“I sleep on the sofa and my wife sleeps with the kids.” ~Anonymous Husband
As a mother, I understand the instinct to want to sleep with your children. But as a wife, I also understand the need to keep the marriage bed sacred and to be attentive to my husband. When my daughter was a newborn she slept in the bassinet beside our bed, but slowly and surely, we migrated her to a crib in the nursery down the hall. For parents who have preemies and children with special needs, bedtime rituals are based on the safety of the child. However, in a lot of homes, children are sleeping with parents when they should be sleeping in their own beds.
I am a firm believer in the two-bed model: there is the parent bed and the child bed.

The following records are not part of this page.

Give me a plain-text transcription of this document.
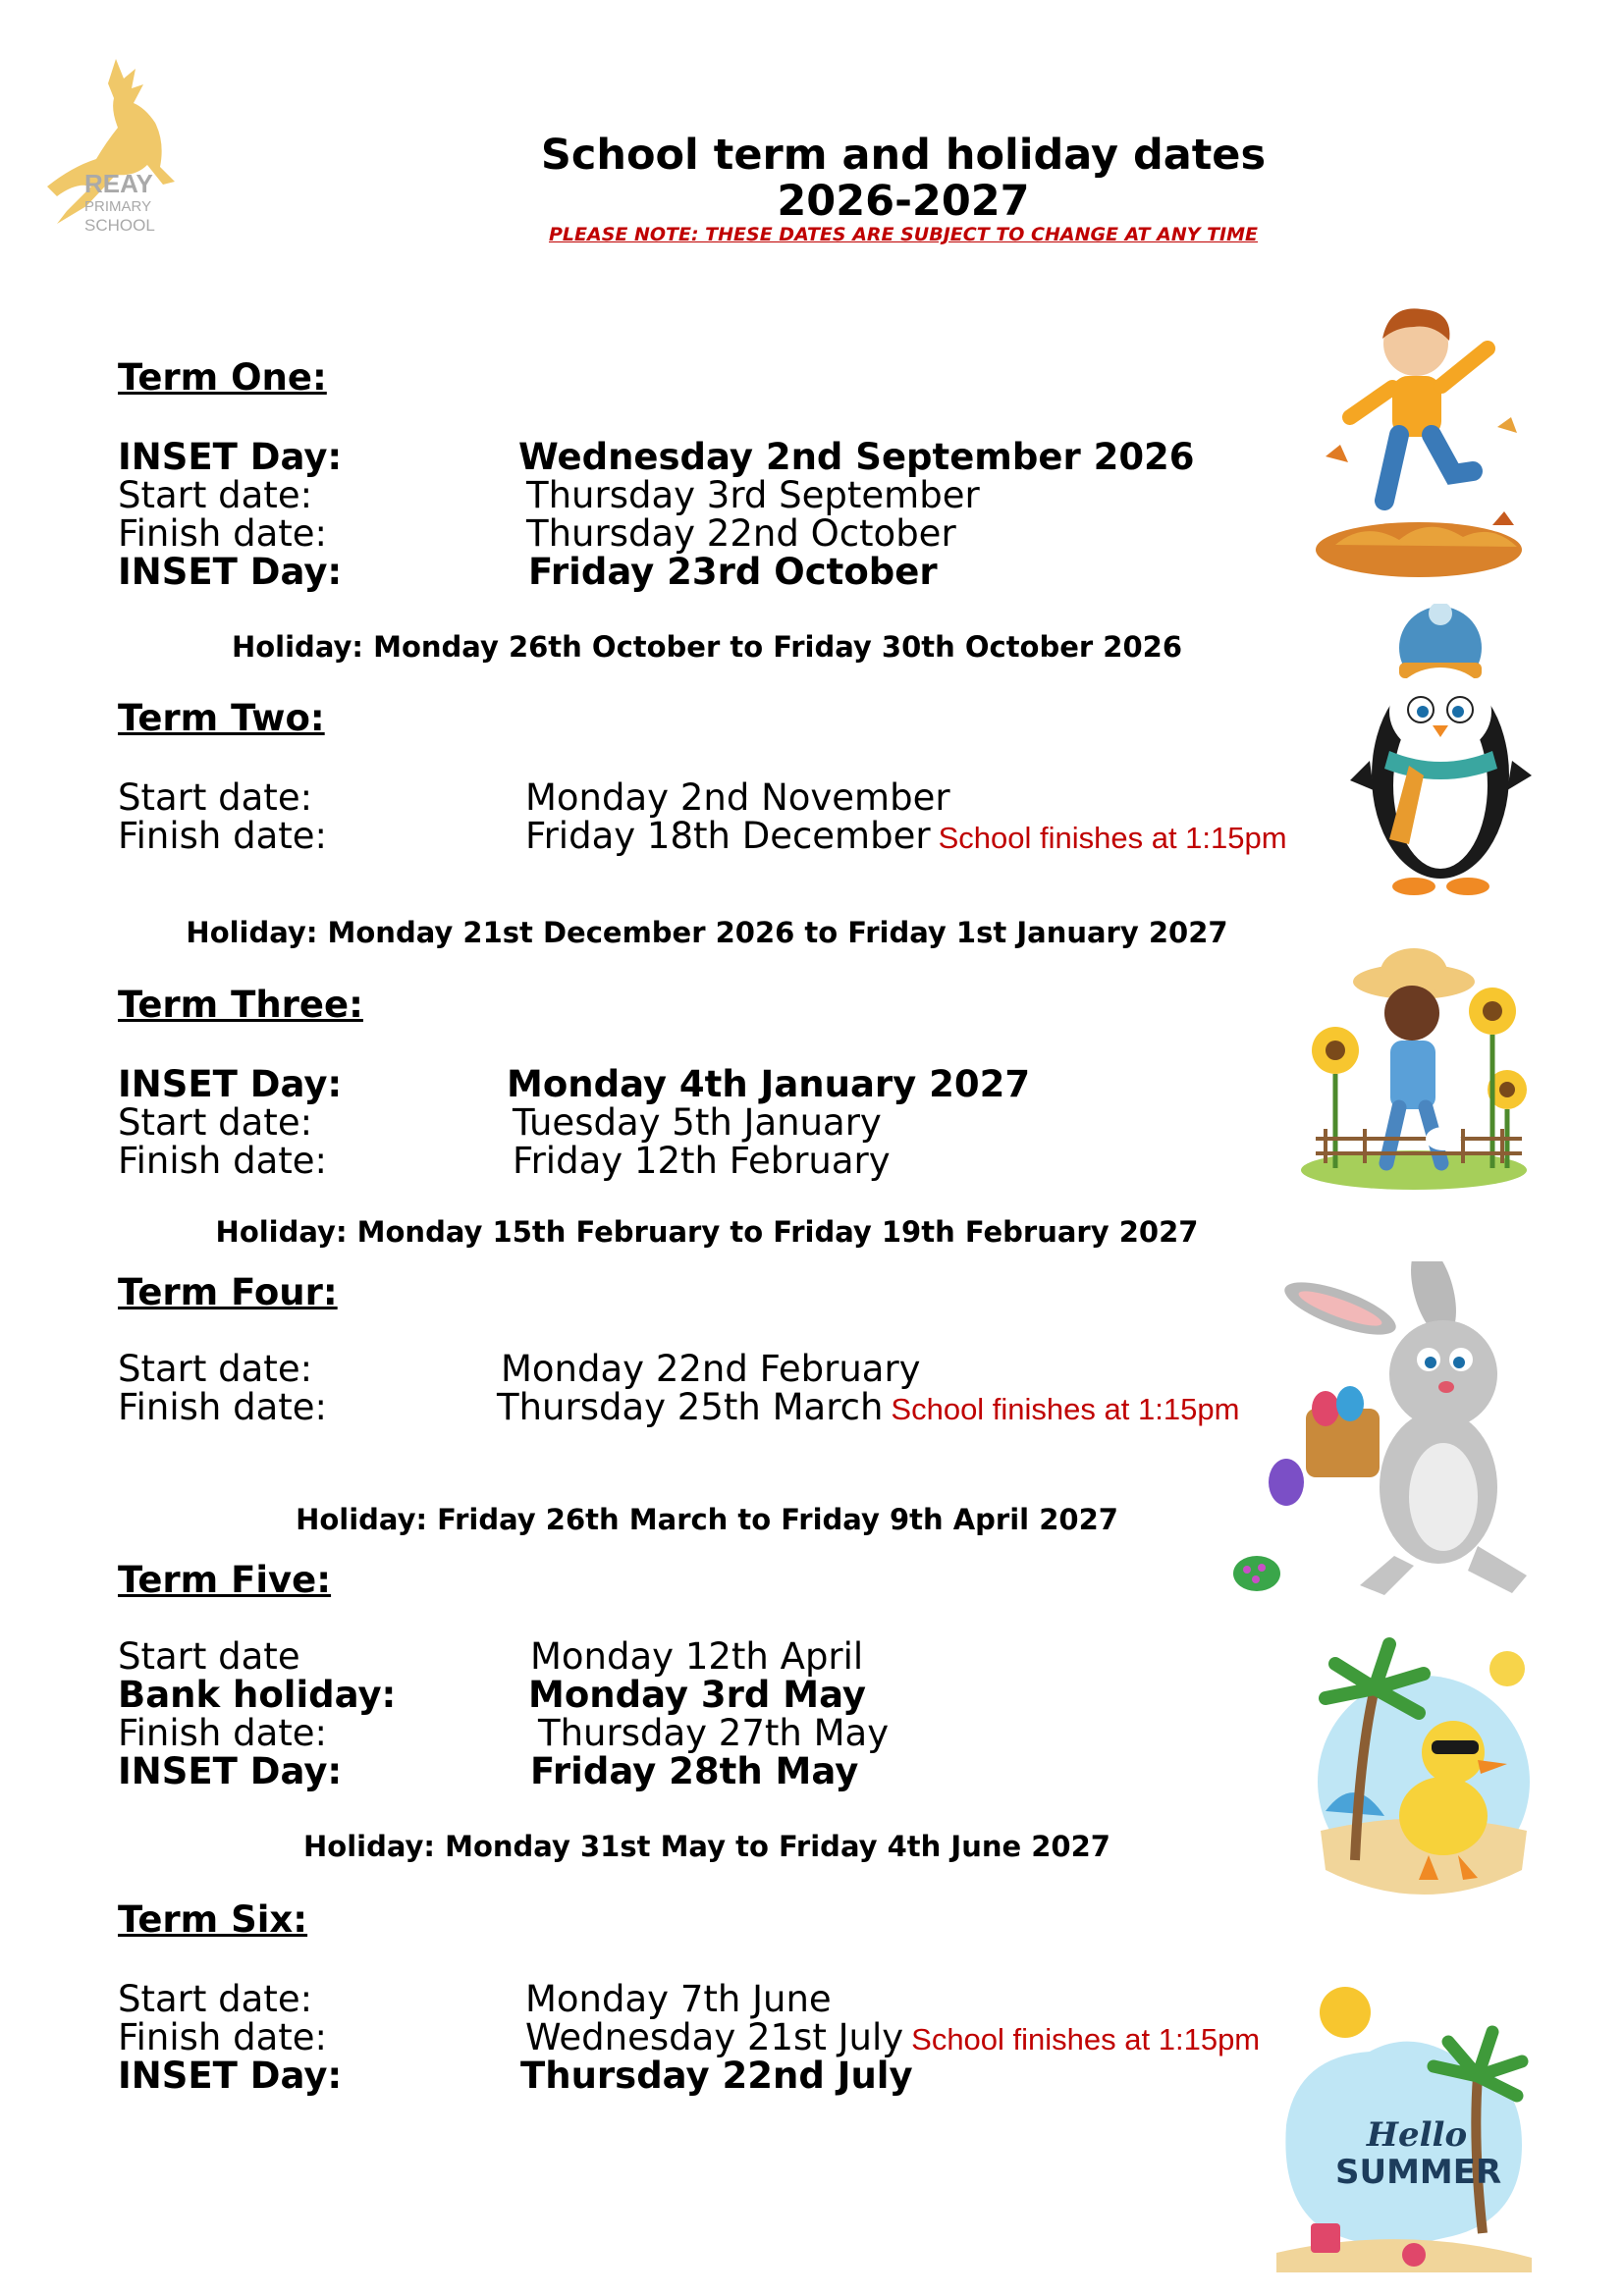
REAY
PRIMARY
SCHOOL
School term and holiday dates
2026-2027
PLEASE NOTE: THESE DATES ARE SUBJECT TO CHANGE AT ANY TIME
Term One:
INSET Day:	Wednesday 2nd September 2026
Start date:	Thursday 3rd September
Finish date:	Thursday 22nd October
INSET Day:	Friday 23rd October
Holiday: Monday 26th October to Friday 30th October 2026
Term Two:
Start date:	Monday 2nd November
Finish date:	Friday 18th December School finishes at 1:15pm
Holiday: Monday 21st December 2026 to Friday 1st January 2027
Term Three:
INSET Day:	Monday 4th January 2027
Start date:	Tuesday 5th January
Finish date:	Friday 12th February
Holiday: Monday 15th February to Friday 19th February 2027
Term Four:
Start date:	Monday 22nd February
Finish date:	Thursday 25th March School finishes at 1:15pm
Holiday: Friday 26th March to Friday 9th April 2027
Term Five:
Start date	Monday 12th April
Bank holiday:	Monday 3rd May
Finish date:	Thursday 27th May
INSET Day:	Friday 28th May
Holiday: Monday 31st May to Friday 4th June 2027
Term Six:
Start date:	Monday 7th June
Finish date:	Wednesday 21st July School finishes at 1:15pm
INSET Day:	Thursday 22nd July
Hello
SUMMER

Now that my daughter is almost 6 years old, I am grateful that we trained her, rather relentlessly, to feel secure in her bedroom. Don’t get me wrong. She’s just like any other child. She will try to con or sneak her way into our room if we aren’t careful. Occasionally, we oblige her, but we never allow her to make our bed her new home. After my cousin told me that her 8-year-old was still sleeping in her and her husband’s bed, I vowed that would not happen in my house. Cuddle time in the family bed is cool, and an occasional visitation when a child is sick can help the healing process. Having consistent sleepovers with your children. . . no way! It’s just not healthy for the parent or for the child to consistently sleep together, regardless of marital status. Here is why:
The marriage bed is a sacred place where God gives you license to love on and even to lust for each other. It’s the place where a husband and a wife share secrets and wipe each others’ tears. It’s the place where memories (and babies) are made and tension is released, where bodies collide and where hearts melt into one. When the kids share your bed, the marriage bed actually becomes defiled (tainted and taken over) by “little people.” It’s no longer the sacred place where you and your honey retreat and reconnect with each other; instead, it becomes the place where you clean up cookie crumbs and remove Power Ranger toys from under the covers. When a couple has to schedule their intimate times around children being in their bed, something is wrong. Not to mention, no one, except for the child, gets a good night’s sleep. After a long workday, a parent needs sleep and solitude without their child’s elbow or knee punching them in the face.
Now just because you aren’t married, don’t think it is okay for your kids to take up permanent residence in your bed. When this happens, the parent and the child tread a slippery slope that can lead to co-dependency in the bedroom. For example, maybe you have been allowing your child to sleep in your bed, supposedly for his/her comfort and security, but something on the inside of you just might be compensating for feeling lonely yourself. Is this bedtime ritual really for the child or is it for the parent? Also, what happens when you do find a mate and now your child is upset because another person has taken his/her place in your bed? Or when you would still rather sleep with your child than with your spouse? This is not good for the child or for your future marriage. Single parents and their children need to find other means to feel secure in bed without forming a co-dependent sleeping relationship.
I’m not saying parents’ beds should be off limits to kids. What I am saying is that the master bedroom and the marriage bed should not be controlled by children. For many parents, that’s the only place in the home where they can “let it all hang out.” Growing up, I often wondered why my parents placed restrictions on their bedroom. Now I know.
By the way, I’m happy to say that after months of counseling and strict instructions to put the kids into their own beds, “anonymous husband and wife” are now sleeping in the same bed and enjoying each other like newlyweds. Of course, maintaining the sacredness of the marriage bed will not solve all marital problems, but it can help improve your marriage.
BMWK family, what do you think about children sleeping in their parents’ beds?